Изредка, в качестве иллюстраций, можно встретить необязательные цитаты из высказываний крупных поэтов Т. Элиота, У.-Х. Одена, Б. Пастернака... И то лишь в тех случаях, когда их формулировки совпадают с утверждениями профессиональных шекспирологов. Но вы вряд ли найдете хотя бы один шекспироведческий трактат, в основе которого лежат размышления поэтических экспертов. А между тем мнения крупнейших поэтов дают плодотворную пищу для размышлений о поэтическом мире, созданном Великим Бардом, и — что особенно показательно! — радикально расходятся с утвердившимися в филологическом сообществе подходами к изучению наследия британского гения. Впоследствии мы приведем тому немало примеров, а пока зададим риторический вопрос: кто же прав? Правы те, кто не понаслышке знаком с технологиями поэтического дела? Или правы те, кто не обладает поэтическим мышлением?

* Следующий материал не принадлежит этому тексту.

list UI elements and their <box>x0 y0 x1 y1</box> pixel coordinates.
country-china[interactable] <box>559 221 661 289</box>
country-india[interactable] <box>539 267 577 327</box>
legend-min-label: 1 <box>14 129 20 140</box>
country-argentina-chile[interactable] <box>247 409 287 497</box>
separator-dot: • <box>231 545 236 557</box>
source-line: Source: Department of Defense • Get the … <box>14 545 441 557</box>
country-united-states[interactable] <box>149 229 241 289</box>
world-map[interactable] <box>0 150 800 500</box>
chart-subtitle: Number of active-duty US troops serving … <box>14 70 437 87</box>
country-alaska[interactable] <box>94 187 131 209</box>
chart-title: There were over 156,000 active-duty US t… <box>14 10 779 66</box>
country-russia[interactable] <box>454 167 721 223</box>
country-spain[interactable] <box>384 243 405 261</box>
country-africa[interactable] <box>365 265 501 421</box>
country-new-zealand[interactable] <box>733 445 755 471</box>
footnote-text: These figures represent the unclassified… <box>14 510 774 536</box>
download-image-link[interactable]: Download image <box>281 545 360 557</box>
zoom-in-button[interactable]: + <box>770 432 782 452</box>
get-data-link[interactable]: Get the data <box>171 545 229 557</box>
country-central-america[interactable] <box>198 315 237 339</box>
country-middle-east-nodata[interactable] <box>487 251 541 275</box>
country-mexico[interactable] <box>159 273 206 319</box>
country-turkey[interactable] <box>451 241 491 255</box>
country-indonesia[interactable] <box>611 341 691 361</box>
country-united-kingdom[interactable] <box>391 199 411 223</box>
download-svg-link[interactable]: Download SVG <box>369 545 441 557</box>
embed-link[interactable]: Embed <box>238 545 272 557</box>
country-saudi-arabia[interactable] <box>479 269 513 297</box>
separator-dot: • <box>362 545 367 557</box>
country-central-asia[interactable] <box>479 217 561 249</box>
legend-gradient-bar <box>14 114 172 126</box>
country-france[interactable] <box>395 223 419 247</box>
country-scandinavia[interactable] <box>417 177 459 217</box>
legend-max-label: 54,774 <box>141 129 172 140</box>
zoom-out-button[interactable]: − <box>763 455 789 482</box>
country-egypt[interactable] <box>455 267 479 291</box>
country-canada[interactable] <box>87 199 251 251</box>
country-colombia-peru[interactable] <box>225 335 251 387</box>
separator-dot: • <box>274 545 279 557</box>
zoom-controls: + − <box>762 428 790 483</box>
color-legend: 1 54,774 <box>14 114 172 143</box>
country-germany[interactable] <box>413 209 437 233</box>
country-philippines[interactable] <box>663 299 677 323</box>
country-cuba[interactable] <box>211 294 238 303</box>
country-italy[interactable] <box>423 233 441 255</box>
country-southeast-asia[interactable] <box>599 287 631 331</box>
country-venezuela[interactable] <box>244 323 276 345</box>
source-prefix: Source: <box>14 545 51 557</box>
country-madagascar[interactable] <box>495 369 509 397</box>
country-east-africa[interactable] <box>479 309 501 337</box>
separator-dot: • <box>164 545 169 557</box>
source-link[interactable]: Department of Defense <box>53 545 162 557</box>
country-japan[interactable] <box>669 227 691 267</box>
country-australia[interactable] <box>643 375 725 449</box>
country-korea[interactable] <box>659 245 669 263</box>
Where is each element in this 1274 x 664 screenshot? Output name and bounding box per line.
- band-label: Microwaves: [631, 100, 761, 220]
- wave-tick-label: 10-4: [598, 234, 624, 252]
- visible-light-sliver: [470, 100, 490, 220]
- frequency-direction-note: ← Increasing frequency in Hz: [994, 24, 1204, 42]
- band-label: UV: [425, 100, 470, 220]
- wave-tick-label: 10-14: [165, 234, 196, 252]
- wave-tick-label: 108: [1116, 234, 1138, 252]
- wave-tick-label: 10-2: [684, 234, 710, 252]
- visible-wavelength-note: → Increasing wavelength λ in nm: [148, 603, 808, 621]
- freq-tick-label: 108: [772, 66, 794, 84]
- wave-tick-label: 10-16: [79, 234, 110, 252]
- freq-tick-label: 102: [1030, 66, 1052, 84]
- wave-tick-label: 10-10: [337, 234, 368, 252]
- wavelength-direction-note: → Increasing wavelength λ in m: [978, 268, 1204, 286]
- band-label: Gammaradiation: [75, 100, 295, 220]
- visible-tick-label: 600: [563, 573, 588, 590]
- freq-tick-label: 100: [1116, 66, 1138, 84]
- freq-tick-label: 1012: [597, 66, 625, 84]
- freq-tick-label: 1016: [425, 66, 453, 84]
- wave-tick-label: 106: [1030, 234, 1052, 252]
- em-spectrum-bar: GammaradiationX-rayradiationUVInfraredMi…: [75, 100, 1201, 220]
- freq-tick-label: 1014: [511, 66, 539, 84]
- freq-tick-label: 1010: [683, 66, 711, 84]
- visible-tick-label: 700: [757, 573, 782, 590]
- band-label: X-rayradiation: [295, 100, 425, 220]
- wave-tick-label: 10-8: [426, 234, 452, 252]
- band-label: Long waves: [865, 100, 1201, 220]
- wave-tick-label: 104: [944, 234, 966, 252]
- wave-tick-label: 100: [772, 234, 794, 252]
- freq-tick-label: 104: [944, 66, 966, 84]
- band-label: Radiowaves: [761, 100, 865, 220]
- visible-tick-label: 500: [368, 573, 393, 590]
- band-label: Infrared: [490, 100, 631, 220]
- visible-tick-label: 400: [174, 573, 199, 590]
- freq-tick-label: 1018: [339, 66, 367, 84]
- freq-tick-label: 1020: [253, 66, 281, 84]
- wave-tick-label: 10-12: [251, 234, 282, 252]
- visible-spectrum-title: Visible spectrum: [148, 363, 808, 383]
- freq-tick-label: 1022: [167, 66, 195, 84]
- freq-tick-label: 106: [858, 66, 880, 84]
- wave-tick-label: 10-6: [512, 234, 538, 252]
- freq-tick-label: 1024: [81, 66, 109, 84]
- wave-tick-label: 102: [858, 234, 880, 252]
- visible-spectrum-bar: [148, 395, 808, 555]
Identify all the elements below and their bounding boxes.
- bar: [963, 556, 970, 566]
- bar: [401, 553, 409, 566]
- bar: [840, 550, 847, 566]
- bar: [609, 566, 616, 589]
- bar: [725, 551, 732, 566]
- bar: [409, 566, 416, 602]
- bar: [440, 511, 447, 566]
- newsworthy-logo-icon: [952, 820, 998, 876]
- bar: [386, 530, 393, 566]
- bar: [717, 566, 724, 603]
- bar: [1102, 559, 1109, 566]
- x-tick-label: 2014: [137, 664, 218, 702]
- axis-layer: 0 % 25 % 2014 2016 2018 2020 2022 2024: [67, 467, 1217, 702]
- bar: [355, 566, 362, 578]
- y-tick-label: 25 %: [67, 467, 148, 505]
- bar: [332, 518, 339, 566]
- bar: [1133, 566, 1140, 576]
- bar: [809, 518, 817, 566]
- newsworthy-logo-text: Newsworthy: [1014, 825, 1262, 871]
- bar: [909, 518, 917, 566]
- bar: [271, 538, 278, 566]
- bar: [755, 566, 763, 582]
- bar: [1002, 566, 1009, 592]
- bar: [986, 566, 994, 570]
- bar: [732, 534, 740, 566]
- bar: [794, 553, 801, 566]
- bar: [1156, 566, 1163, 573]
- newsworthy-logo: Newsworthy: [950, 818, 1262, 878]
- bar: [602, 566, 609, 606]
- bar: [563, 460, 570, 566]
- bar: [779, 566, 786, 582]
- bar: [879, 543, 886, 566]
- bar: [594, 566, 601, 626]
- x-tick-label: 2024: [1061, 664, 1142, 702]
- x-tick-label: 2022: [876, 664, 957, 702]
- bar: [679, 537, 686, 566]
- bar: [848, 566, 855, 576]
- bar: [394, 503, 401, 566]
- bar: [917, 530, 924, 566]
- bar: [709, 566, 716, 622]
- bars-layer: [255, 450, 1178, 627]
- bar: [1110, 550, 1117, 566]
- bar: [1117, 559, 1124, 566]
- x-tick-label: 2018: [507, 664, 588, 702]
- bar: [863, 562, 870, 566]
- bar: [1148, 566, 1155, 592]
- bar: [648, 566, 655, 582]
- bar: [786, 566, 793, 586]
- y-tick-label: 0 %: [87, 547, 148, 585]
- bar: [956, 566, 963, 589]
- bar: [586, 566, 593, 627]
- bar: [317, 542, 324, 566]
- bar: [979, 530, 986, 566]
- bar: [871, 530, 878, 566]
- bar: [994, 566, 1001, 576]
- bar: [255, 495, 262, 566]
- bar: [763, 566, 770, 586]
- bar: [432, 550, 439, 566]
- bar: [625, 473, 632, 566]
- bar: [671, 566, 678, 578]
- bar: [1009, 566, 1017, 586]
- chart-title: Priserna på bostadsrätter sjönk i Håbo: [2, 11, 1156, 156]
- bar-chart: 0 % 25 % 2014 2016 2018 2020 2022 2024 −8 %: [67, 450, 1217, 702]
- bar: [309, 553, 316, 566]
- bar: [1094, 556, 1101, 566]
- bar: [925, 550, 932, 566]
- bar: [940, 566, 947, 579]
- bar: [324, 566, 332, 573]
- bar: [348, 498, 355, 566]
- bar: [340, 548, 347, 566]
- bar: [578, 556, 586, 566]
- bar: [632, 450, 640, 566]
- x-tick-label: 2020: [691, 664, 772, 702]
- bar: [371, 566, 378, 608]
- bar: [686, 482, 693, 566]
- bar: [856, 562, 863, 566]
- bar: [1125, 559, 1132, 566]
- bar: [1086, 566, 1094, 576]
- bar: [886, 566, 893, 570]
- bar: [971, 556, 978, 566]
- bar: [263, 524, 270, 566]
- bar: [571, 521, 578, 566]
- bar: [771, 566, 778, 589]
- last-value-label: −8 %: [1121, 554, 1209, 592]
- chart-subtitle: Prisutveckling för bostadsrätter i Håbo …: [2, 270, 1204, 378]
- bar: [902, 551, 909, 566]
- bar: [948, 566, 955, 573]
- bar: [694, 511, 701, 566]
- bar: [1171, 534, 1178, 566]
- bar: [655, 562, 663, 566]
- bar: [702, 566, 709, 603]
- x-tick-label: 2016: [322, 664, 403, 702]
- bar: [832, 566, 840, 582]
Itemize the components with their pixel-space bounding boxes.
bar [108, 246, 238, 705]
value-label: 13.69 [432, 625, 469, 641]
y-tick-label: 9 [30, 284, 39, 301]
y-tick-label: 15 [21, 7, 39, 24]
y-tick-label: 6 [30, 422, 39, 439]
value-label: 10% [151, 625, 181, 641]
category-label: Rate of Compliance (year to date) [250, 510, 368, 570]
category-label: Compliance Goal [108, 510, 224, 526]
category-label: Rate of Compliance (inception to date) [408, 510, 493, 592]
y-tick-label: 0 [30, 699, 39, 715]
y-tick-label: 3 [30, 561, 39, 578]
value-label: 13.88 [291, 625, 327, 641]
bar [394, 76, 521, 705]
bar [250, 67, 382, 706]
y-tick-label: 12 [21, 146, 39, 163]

Крупные поэты и крупные философы, на суждения которых мы намерены опираться в своем волонтерском исследовании, высказывали свои суждения не только в «поэтическом формате», то есть с применением системной образности, но и сознательно формулировали их, избегая прямой речи. В этом, считаем мы, была заложена мудрая позиция авторов, знающих о принципиальной невозможности высказать большой корпус смыслов на маленькой площади текста, не предназначенной для загрузки ее необъятным объемом доказательности. Поэтому и мы, как бы ни хотели высветить в этом трактате «затемненное», вынуждены будем ограничиться лишь малой частью того, что хотели бы сказать. Ибо час преображения Феникса еще не настал...

Да и сам он еще притягательно мерцает в нашем воображении как желанный, но не доказанный документально в творческом бытии объект — то ли Птица, то ли Человек, то ли феерическая Гипотеза о тоске но масштабной подлинности?

«Как сказал французский литературовед И. Тэн, мы знаем о Шекспире только то, что он родился, женился, переехал в Лондон, переделывая чужие пьесы, писал свои, сделал завещание и умер»5.

Это зыбкое мерцание нас и очаровывает... «Документальные факты в биографии Шекспира светятся каким-то мерцающим или даже неверным светом. То ли они есть, то ли их нет».

Примечания

1. Брандес Г. Неизвестный Шекспир. Кто, если не он. М.: ЭКСМО. Алгоритм, 2012.

2. Шайтанов И.О. Шекспир. М.: Молодая гвардия, 2013. Серия ЖЗЛ.

3. Шёнбаум С. Шекспир. Краткая документальная биография. Перевод А.А. Аникста и А.Л. Величанского. М.: Прогресс, 1985.

4. Шайтанов И.О. Шекспир. М.: Молодая гвардия., 2013. Серия ЖЗЛ.

5. Аксенов В. Кто был Шекспиром? СПб.: ИД «Петрополис», 2010.